The distinction matters if you're deciding what to do with that information. An account with 50 follows total and 100K followers not following you back is categorically different from a peer account that followed and then quietly dropped you after you returned the follow. 📊
Platform and Device Variables
The third-party app landscape differs between iOS and Android. App Store review policies are stricter than Google Play in some respects, which means the available tools, their permission models, and their update cadence can vary. Some tools that work well on Android have no iOS equivalent (or vice versa), and apps that were available a year ago may have been removed from either store due to Instagram's API policy enforcement.

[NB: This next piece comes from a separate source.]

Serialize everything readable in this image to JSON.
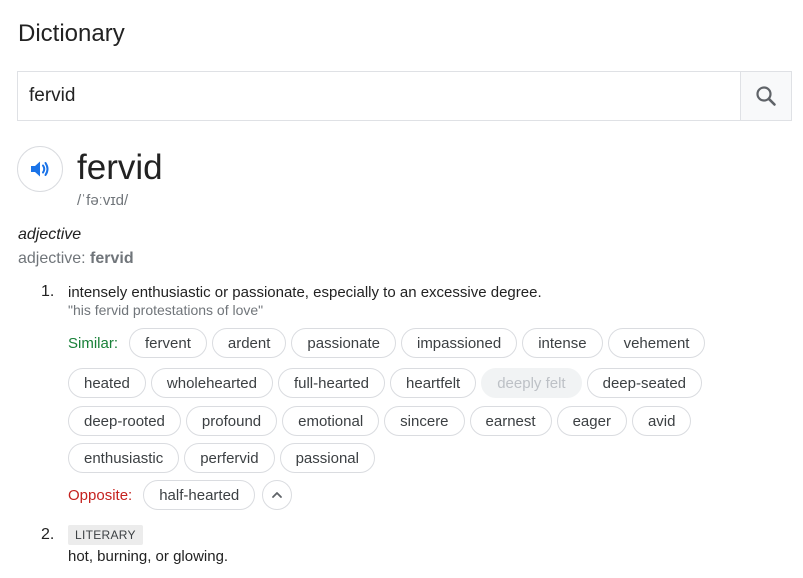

If you're on desktop, browser-based tools are your primary option outside of manually checking through Instagram's web interface. The web version of Instagram shows the same follower/following lists as mobile, but the checking process is equally manual.
The Gap That Remains
The method that makes sense for your situation depends on factors only you know: how many accounts you follow, how frequently you want to audit, how much you're willing to trade in privacy or convenience, and whether you're managing a personal account or something with a larger audience. A one-time audit calls for a different approach than weekly monitoring — and a 200-follow personal account calls for something different than a creator account with thousands of connections.